« l’Éclat du jour », de Tizza Covi et Rainer Frimmel : Dans l’intimité des ours

Dans l’Éclat du jour , deux solitaires, un comédien et son oncle, homme de cirque, se découvrent.

Christophe Kantcheff  • 13 février 2014 abonné·es

Après avoir réalisé des documentaires, Tizza Covi et Rainer Frimmel sont passés à la fiction sans guère changer leur méthode. Ce qui a donné le remarquable la Pivellina en 2010. Les revoici avec un film qui continue à travailler des situations fictionnelles au moyen d’une matière documentaire : des personnages nourris de la vie des comédiens qui les incarnent, et des dialogues fortement improvisés. Dans l’Éclat du jour, ce sont Walter et son neveu, Philipp, qui se rencontrent. Philipp Hochmair est dans son propre rôle de comédien de théâtre, qui passe son temps à apprendre des textes, à répéter et à jouer.
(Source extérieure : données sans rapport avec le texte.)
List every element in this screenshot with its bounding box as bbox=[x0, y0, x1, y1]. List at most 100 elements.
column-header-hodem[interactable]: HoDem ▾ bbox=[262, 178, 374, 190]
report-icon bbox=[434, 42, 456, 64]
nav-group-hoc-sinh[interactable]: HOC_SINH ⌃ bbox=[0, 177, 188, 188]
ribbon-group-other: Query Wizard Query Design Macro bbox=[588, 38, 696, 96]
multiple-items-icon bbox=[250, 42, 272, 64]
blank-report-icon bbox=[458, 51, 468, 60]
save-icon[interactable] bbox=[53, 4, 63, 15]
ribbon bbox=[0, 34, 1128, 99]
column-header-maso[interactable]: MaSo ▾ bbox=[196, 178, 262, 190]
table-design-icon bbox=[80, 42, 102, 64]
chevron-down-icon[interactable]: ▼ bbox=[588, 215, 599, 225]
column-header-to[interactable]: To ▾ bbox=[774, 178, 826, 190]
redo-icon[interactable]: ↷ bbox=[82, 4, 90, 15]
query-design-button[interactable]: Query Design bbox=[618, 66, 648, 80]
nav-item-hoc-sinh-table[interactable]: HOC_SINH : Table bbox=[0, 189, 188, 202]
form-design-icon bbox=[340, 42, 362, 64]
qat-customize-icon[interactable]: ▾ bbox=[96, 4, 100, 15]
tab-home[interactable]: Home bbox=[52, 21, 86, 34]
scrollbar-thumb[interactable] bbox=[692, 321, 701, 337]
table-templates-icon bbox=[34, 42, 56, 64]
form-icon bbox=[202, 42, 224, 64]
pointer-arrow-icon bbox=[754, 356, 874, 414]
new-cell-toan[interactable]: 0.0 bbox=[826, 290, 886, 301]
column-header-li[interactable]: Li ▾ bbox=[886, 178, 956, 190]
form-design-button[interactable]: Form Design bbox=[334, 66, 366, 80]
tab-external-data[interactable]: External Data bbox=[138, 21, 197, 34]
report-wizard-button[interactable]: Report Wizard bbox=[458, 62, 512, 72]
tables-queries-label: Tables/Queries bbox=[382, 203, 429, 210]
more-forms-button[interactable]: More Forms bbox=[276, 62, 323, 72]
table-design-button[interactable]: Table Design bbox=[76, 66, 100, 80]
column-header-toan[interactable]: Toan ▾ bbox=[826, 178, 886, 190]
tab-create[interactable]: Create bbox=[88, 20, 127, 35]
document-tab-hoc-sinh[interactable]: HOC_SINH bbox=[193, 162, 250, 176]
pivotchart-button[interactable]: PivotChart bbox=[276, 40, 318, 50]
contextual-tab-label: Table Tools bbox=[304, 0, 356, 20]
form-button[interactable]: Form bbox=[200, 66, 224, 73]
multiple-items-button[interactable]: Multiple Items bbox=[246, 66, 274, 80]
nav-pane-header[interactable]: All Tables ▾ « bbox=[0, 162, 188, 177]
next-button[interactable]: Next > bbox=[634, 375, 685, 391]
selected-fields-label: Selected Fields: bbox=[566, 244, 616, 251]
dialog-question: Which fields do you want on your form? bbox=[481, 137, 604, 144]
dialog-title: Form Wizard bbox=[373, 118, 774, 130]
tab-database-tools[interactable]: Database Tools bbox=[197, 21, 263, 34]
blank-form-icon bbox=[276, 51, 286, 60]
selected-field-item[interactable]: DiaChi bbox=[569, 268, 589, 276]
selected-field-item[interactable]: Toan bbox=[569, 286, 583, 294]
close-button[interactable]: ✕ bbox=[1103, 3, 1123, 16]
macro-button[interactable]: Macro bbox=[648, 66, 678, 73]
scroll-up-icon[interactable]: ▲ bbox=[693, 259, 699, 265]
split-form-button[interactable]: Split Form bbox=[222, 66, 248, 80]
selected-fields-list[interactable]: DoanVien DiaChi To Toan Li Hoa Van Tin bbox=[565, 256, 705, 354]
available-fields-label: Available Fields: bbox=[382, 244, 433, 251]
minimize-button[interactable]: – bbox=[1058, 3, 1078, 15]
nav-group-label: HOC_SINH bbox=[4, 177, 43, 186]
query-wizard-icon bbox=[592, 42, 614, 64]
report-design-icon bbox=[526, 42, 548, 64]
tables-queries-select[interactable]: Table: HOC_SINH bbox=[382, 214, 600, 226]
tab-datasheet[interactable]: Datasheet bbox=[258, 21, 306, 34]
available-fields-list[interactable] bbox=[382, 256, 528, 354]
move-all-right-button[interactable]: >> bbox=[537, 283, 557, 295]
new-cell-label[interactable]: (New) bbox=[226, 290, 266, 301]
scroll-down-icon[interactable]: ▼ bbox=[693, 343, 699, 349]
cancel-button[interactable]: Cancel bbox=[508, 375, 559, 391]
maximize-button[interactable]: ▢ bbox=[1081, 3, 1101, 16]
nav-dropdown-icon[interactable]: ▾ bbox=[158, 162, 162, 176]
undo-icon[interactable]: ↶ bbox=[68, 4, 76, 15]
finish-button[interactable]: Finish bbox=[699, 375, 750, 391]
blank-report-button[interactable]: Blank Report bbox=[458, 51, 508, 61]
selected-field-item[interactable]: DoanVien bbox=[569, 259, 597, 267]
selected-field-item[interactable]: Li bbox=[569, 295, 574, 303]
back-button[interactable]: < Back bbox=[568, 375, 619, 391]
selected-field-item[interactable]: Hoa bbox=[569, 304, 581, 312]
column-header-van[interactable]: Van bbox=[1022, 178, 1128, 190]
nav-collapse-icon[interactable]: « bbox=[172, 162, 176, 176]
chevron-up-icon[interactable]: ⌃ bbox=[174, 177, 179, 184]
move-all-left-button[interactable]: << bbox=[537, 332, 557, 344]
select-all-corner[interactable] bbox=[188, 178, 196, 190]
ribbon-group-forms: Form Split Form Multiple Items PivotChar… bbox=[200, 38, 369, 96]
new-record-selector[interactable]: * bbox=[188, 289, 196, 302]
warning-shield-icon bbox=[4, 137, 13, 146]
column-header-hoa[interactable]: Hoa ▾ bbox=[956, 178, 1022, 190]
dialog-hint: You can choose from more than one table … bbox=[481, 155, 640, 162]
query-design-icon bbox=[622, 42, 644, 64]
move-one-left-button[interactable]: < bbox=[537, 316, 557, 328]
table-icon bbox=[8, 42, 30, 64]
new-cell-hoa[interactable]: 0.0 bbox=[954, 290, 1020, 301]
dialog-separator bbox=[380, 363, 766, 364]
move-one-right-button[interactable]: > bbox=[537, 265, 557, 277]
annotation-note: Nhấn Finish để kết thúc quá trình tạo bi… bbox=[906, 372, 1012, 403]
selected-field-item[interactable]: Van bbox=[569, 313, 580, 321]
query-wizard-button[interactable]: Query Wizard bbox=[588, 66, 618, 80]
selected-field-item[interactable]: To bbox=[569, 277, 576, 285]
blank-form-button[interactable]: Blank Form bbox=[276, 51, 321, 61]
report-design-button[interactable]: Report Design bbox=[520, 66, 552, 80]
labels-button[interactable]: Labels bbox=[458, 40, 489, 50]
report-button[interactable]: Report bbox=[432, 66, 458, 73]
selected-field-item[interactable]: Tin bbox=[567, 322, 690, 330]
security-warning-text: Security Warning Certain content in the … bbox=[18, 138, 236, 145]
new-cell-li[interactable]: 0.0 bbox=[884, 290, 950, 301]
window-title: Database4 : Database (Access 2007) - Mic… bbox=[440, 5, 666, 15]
Walter est Walter Saabel, déjà vu dans la Pivellina. Lanceur de couteaux, dresseur d’ours, homme de cirque dont on devine qu’il ne se produit plus fréquemment, libre de toute contrainte.

Leur solitude est a priori antinomique. Quand Philipp semble se fuir dans les multiples personnages qu’il interprète, Walter vit sa présence au monde de façon plus contemplative, à l’écoute de sa vie intérieure et de l’existence des autres. L’improbable amitié qu’ils nouent est pourtant bien réelle. Philipp découvre cet oncle incidemment, à Hambourg. Un oncle dont personne ne lui a parlé – Walter a été rejeté par sa famille. Le personnage lui paraît singulier et chaleureux, tandis que Philipp intrigue Walter, lui inspire une sincère admiration, l’irrite parfois à cause de son narcissisme.

Les cinéastes montrent les deux hommes dans des conversations où, par exemple, Walter raconte comment les ours, qu’il aime, ont abîmé son corps, tandis que Philipp demande à son oncle de lui faire répéter ses répliques ou l’entraîne dans les coulisses des théâtres où il joue, à Hambourg puis à Vienne, où vit le comédien et où l’a rejoint Walter. Le monde extérieur frappe à la porte par l’intermédiaire d’un voisin de Philipp, un Moldave dont la femme est bloquée dans leur pays d’origine et qui demande de l’aide pour la garde de ses enfants. Trop occupé, Philipp confie les gamins à Walter, qui se met à imaginer un stratagème pour exfiltrer la mère de Moldavie. Cette action risquée est strictement altruiste. Walter réussit à y impliquer, à sa mesure, Philipp. Mine de rien, Tizza Covi et Rainer Frimmel interrogent, de film en film, ce que signifie la présence au monde des individus, et leur responsabilité. Ils le font ici à travers deux personnages intenses et, malgré leurs différences, généreux d’eux-mêmes.